Like those Nextdoor social media sites where your neighbors whine about the way things used to be, the Louisiana Legislature’s largely negative reaction has overshadowed news of an actual surplus after 15 mid-year deficits over a span of nine years.

Some have even called for a “What did he know/When did he know it?” investigation.

Democratic Gov. John Bel Edwards and his rivals among the House’s Republican majority have bickered over just how steep the fiscal cliff would be once one penny of the state’s five-cent sales tax expired on June 30. The administration pegged the shortfall in revenue collections somewhere north of $1 billion, at least at first. House Republicans saw a far smaller number.

Edwards feared that absent more revenues colleges would have to be cut, law enforcement’s pay reduced and health care for half the state’s population endangered.

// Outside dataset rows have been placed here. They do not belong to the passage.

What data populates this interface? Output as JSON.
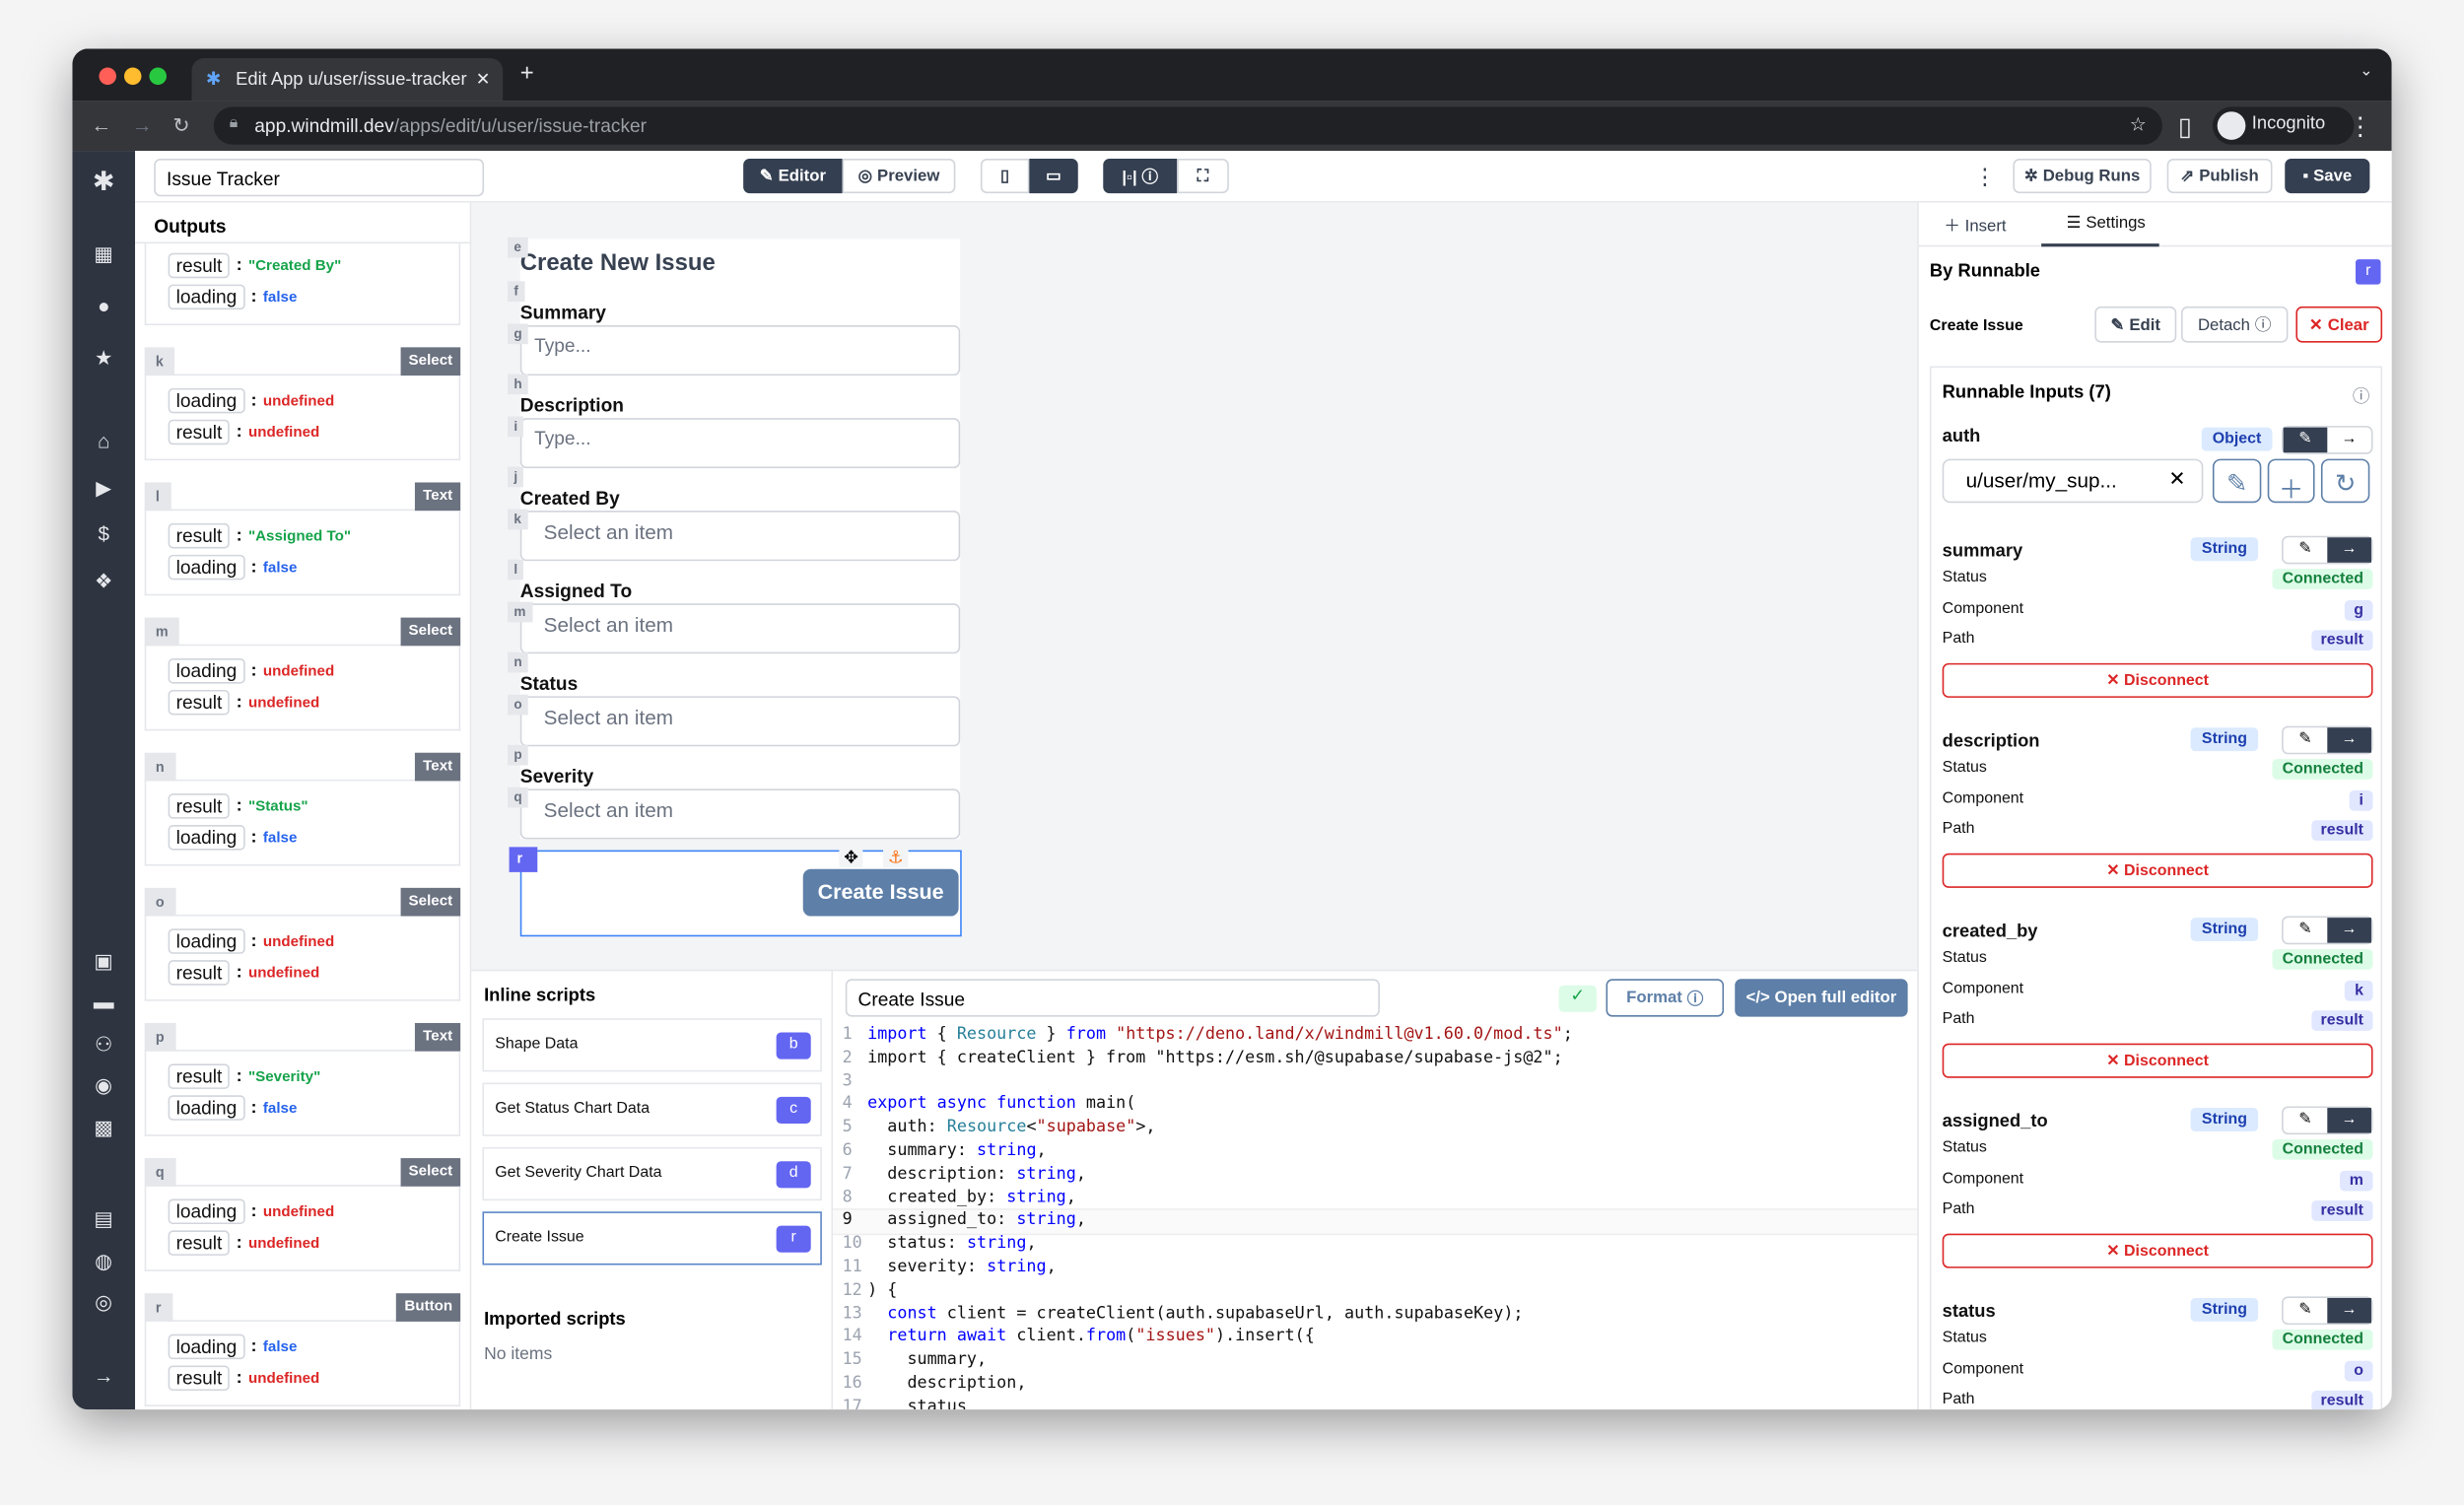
{
  "browser": {
    "tab_title": "Edit App u/user/issue-tracker",
    "url_host": "app.windmill.dev",
    "url_path": "/apps/edit/u/user/issue-tracker",
    "profile": "Incognito"
  },
  "header": {
    "app_name": "Issue Tracker",
    "editor": "Editor",
    "preview": "Preview",
    "debug_runs": "Debug Runs",
    "publish": "Publish",
    "save": "Save"
  },
  "outputs": {
    "title": "Outputs",
    "groups": [
      {
        "id": "",
        "type": "",
        "rows": [
          {
            "k": "result",
            "v": "\"Created By\"",
            "t": "str"
          },
          {
            "k": "loading",
            "v": "false",
            "t": "bool"
          }
        ]
      },
      {
        "id": "k",
        "type": "Select",
        "rows": [
          {
            "k": "loading",
            "v": "undefined",
            "t": "undef"
          },
          {
            "k": "result",
            "v": "undefined",
            "t": "undef"
          }
        ]
      },
      {
        "id": "l",
        "type": "Text",
        "rows": [
          {
            "k": "result",
            "v": "\"Assigned To\"",
            "t": "str"
          },
          {
            "k": "loading",
            "v": "false",
            "t": "bool"
          }
        ]
      },
      {
        "id": "m",
        "type": "Select",
        "rows": [
          {
            "k": "loading",
            "v": "undefined",
            "t": "undef"
          },
          {
            "k": "result",
            "v": "undefined",
            "t": "undef"
          }
        ]
      },
      {
        "id": "n",
        "type": "Text",
        "rows": [
          {
            "k": "result",
            "v": "\"Status\"",
            "t": "str"
          },
          {
            "k": "loading",
            "v": "false",
            "t": "bool"
          }
        ]
      },
      {
        "id": "o",
        "type": "Select",
        "rows": [
          {
            "k": "loading",
            "v": "undefined",
            "t": "undef"
          },
          {
            "k": "result",
            "v": "undefined",
            "t": "undef"
          }
        ]
      },
      {
        "id": "p",
        "type": "Text",
        "rows": [
          {
            "k": "result",
            "v": "\"Severity\"",
            "t": "str"
          },
          {
            "k": "loading",
            "v": "false",
            "t": "bool"
          }
        ]
      },
      {
        "id": "q",
        "type": "Select",
        "rows": [
          {
            "k": "loading",
            "v": "undefined",
            "t": "undef"
          },
          {
            "k": "result",
            "v": "undefined",
            "t": "undef"
          }
        ]
      },
      {
        "id": "r",
        "type": "Button",
        "rows": [
          {
            "k": "loading",
            "v": "false",
            "t": "bool"
          },
          {
            "k": "result",
            "v": "undefined",
            "t": "undef"
          }
        ]
      }
    ]
  },
  "canvas": {
    "items": [
      {
        "id": "e",
        "kind": "title",
        "text": "Create New Issue"
      },
      {
        "id": "f",
        "kind": "label",
        "text": "Summary"
      },
      {
        "id": "g",
        "kind": "input",
        "text": "Type..."
      },
      {
        "id": "h",
        "kind": "label",
        "text": "Description"
      },
      {
        "id": "i",
        "kind": "input",
        "text": "Type..."
      },
      {
        "id": "j",
        "kind": "label",
        "text": "Created By"
      },
      {
        "id": "k",
        "kind": "select",
        "text": "Select an item"
      },
      {
        "id": "l",
        "kind": "label",
        "text": "Assigned To"
      },
      {
        "id": "m",
        "kind": "select",
        "text": "Select an item"
      },
      {
        "id": "n",
        "kind": "label",
        "text": "Status"
      },
      {
        "id": "o",
        "kind": "select",
        "text": "Select an item"
      },
      {
        "id": "p",
        "kind": "label",
        "text": "Severity"
      },
      {
        "id": "q",
        "kind": "select",
        "text": "Select an item"
      }
    ],
    "button": {
      "id": "r",
      "text": "Create Issue"
    }
  },
  "scripts": {
    "inline_title": "Inline scripts",
    "inline": [
      {
        "name": "Shape Data",
        "id": "b"
      },
      {
        "name": "Get Status Chart Data",
        "id": "c"
      },
      {
        "name": "Get Severity Chart Data",
        "id": "d"
      },
      {
        "name": "Create Issue",
        "id": "r"
      }
    ],
    "imported_title": "Imported scripts",
    "imported_empty": "No items"
  },
  "editor": {
    "script_name": "Create Issue",
    "format": "Format",
    "open_full": "Open full editor",
    "lines": [
      "import { Resource } from \"https://deno.land/x/windmill@v1.60.0/mod.ts\";",
      "import { createClient } from \"https://esm.sh/@supabase/supabase-js@2\";",
      "",
      "export async function main(",
      "  auth: Resource<\"supabase\">,",
      "  summary: string,",
      "  description: string,",
      "  created_by: string,",
      "  assigned_to: string,",
      "  status: string,",
      "  severity: string,",
      ") {",
      "  const client = createClient(auth.supabaseUrl, auth.supabaseKey);",
      "  return await client.from(\"issues\").insert({",
      "    summary,",
      "    description,",
      "    status"
    ]
  },
  "settings": {
    "tab_insert": "Insert",
    "tab_settings": "Settings",
    "by_runnable": "By Runnable",
    "badge": "r",
    "runnable_name": "Create Issue",
    "edit": "Edit",
    "detach": "Detach",
    "clear": "Clear",
    "inputs_title": "Runnable Inputs (7)",
    "auth": {
      "name": "auth",
      "type": "Object",
      "value": "u/user/my_sup..."
    },
    "labels": {
      "status": "Status",
      "component": "Component",
      "path": "Path",
      "disconnect": "Disconnect"
    },
    "inputs": [
      {
        "name": "summary",
        "type": "String",
        "status": "Connected",
        "component": "g",
        "path": "result"
      },
      {
        "name": "description",
        "type": "String",
        "status": "Connected",
        "component": "i",
        "path": "result"
      },
      {
        "name": "created_by",
        "type": "String",
        "status": "Connected",
        "component": "k",
        "path": "result"
      },
      {
        "name": "assigned_to",
        "type": "String",
        "status": "Connected",
        "component": "m",
        "path": "result"
      },
      {
        "name": "status",
        "type": "String",
        "status": "Connected",
        "component": "o",
        "path": "result"
      }
    ]
  }
}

Republicans claimed taxpayers already paid too much in taxes and state government needed some measure of belt-tightening.

After months of name-calling, both sides agreed to fill a deficit of around $500 million. When all was said and done, they passed a 4.45 percent sales tax rate, rather than 4 cents per dollar, for the next seven years.

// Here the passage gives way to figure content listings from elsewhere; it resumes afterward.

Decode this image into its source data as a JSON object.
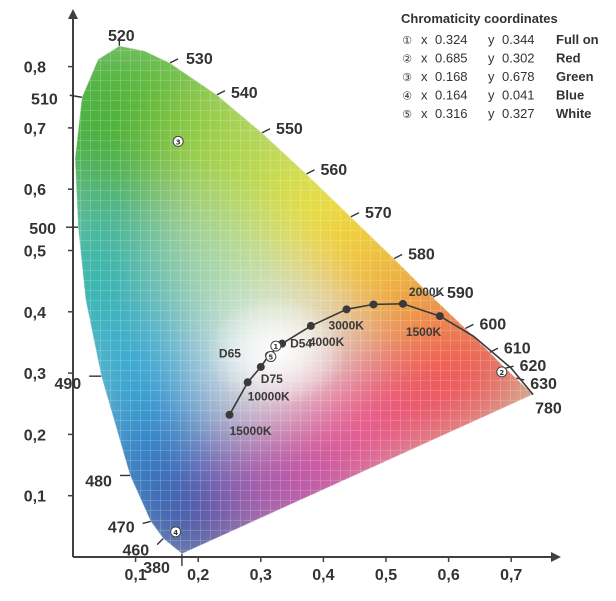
{
  "chart_data": {
    "type": "scatter",
    "xlim": [
      0,
      0.8
    ],
    "ylim": [
      0,
      0.85
    ],
    "x_ticks": [
      "0,1",
      "0,2",
      "0,3",
      "0,4",
      "0,5",
      "0,6",
      "0,7"
    ],
    "y_ticks": [
      "0,1",
      "0,2",
      "0,3",
      "0,4",
      "0,5",
      "0,6",
      "0,7",
      "0,8"
    ],
    "grid": true,
    "spectral_locus": [
      {
        "label": "380",
        "x": 0.174,
        "y": 0.005
      },
      {
        "label": "460",
        "x": 0.144,
        "y": 0.03
      },
      {
        "label": "470",
        "x": 0.124,
        "y": 0.058
      },
      {
        "label": "480",
        "x": 0.091,
        "y": 0.133
      },
      {
        "label": "490",
        "x": 0.045,
        "y": 0.295
      },
      {
        "label": "500",
        "x": 0.008,
        "y": 0.538
      },
      {
        "label": "510",
        "x": 0.014,
        "y": 0.75
      },
      {
        "label": "520",
        "x": 0.074,
        "y": 0.834
      },
      {
        "label": "530",
        "x": 0.155,
        "y": 0.806
      },
      {
        "label": "540",
        "x": 0.23,
        "y": 0.754
      },
      {
        "label": "550",
        "x": 0.302,
        "y": 0.692
      },
      {
        "label": "560",
        "x": 0.373,
        "y": 0.625
      },
      {
        "label": "570",
        "x": 0.444,
        "y": 0.555
      },
      {
        "label": "580",
        "x": 0.513,
        "y": 0.487
      },
      {
        "label": "590",
        "x": 0.575,
        "y": 0.424
      },
      {
        "label": "600",
        "x": 0.627,
        "y": 0.373
      },
      {
        "label": "610",
        "x": 0.666,
        "y": 0.334
      },
      {
        "label": "620",
        "x": 0.691,
        "y": 0.308
      },
      {
        "label": "630",
        "x": 0.708,
        "y": 0.292
      },
      {
        "label": "780",
        "x": 0.735,
        "y": 0.265
      }
    ],
    "planckian_locus": [
      {
        "label": "15000K",
        "x": 0.25,
        "y": 0.232
      },
      {
        "label": "10000K",
        "x": 0.279,
        "y": 0.285
      },
      {
        "label": "D75",
        "x": 0.3,
        "y": 0.31
      },
      {
        "label": "D65",
        "x": 0.313,
        "y": 0.329
      },
      {
        "label": "D54",
        "x": 0.334,
        "y": 0.348
      },
      {
        "label": "4000K",
        "x": 0.38,
        "y": 0.377
      },
      {
        "label": "3000K",
        "x": 0.437,
        "y": 0.404
      },
      {
        "label": "2000K",
        "x": 0.527,
        "y": 0.413
      },
      {
        "label": "1500K",
        "x": 0.586,
        "y": 0.393
      }
    ],
    "legend": {
      "title": "Chromaticity coordinates",
      "position": "top-right",
      "entries": [
        {
          "marker": "①",
          "x_label": "x",
          "x": "0.324",
          "y_label": "y",
          "y": "0.344",
          "name": "Full on"
        },
        {
          "marker": "②",
          "x_label": "x",
          "x": "0.685",
          "y_label": "y",
          "y": "0.302",
          "name": "Red"
        },
        {
          "marker": "③",
          "x_label": "x",
          "x": "0.168",
          "y_label": "y",
          "y": "0.678",
          "name": "Green"
        },
        {
          "marker": "④",
          "x_label": "x",
          "x": "0.164",
          "y_label": "y",
          "y": "0.041",
          "name": "Blue"
        },
        {
          "marker": "⑤",
          "x_label": "x",
          "x": "0.316",
          "y_label": "y",
          "y": "0.327",
          "name": "White"
        }
      ]
    },
    "points": [
      {
        "marker": "①",
        "x": 0.324,
        "y": 0.344
      },
      {
        "marker": "②",
        "x": 0.685,
        "y": 0.302
      },
      {
        "marker": "③",
        "x": 0.168,
        "y": 0.678
      },
      {
        "marker": "④",
        "x": 0.164,
        "y": 0.041
      },
      {
        "marker": "⑤",
        "x": 0.316,
        "y": 0.327
      }
    ]
  },
  "colors": {
    "axis": "#404040",
    "text": "#333333",
    "curve": "#3a3a3a"
  }
}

News of a surplus, while not exactly on point, supports House Republican contentions that the Democratic governor exaggerated the deficit to get a bigger tax passed than Republicans otherwise would have accepted.

House Appropriations Committee Chair Cameron Henry, R-Metairie, wants to know if Edwards knew of the surplus prior to the Legislature approving a higher sales tax rate because that probably would have changed the outcome. "We will have to make sure the numbers weren't being artificially skewed to raise taxes," he told

Republican state Sen. Conrad Appel of Metairie credits either ineptness or nefariousness for “this sudden revelation.” “Perhaps to support his well-articulated plan to grow government spending, he chose to ignore the facts and to not tell us that there was no fiscal cliff. That would not just be bad, that to me would be disingenuous and possibly even a violation of his oath of office,” Appel wrote in a column for The Hayride, a conservative blog site.

Commissioner of Administration Jay Dardenne dismissed the critics with what he calls the three “I’s”. “It is ignorance, irresponsibility or intent and I don’t think they’re ignorant,” Dardenne said.

To be fair, the budget must be crafted to meet a number the Revenue Estimating Conference has fixed as official. In this year’s case, the numbers called for either draconian cuts or a tax increase to balance spending with expected revenues.

The exact amount of the surplus won’t be known until next month, but it was about $300 million when the books were closed on the budget year that ended June 30. The new 4.45 percent sales tax went into effect on July 1.

The governor said the surplus came from better-than-expected personal income tax collections and is a sign that Louisiana’s economy is improving.

State law requires that 10 percent of the surplus goes to pay down debt for future pensions for current state employees, which are now about $20 billion. The next 25 percent goes into the “rainy day” fund that the state can use to cover bills when the economy is slow. That leaves about $195 million, and state law restricts how it can be spent. Once upon a time, that money could be used to pay this year’s bills, like insurance and salaries, that will recur next year. Now, the money can only make one-time payments.

Regardless of how they feel about the money’s origins, everybody has ideas on how it ought to be spent.

Both Edwards and House Speaker Taylor Barras want to see the money used to tackle big problems, rather than splintered to address small ones. But after that, they head off in different directions.

Tailored and soft-spoken Barras gives off the responsible aura of small-town banker, which he is. The New Iberia Republican says the money should be used to pay down existing debts.

The governor would like to see the money flowing into construction projects that address some of the $14 billion highway and bridge backlog or to help colleges chip away at $4 billion in deferred maintenance. A one-time infusion could keep the state from having to take out loans to accomplish the project.

Both are laudable uses of found dollars. But 2019 is an election year, so don’t be surprised if a lot of the extra money goes into projects in legislators' districts.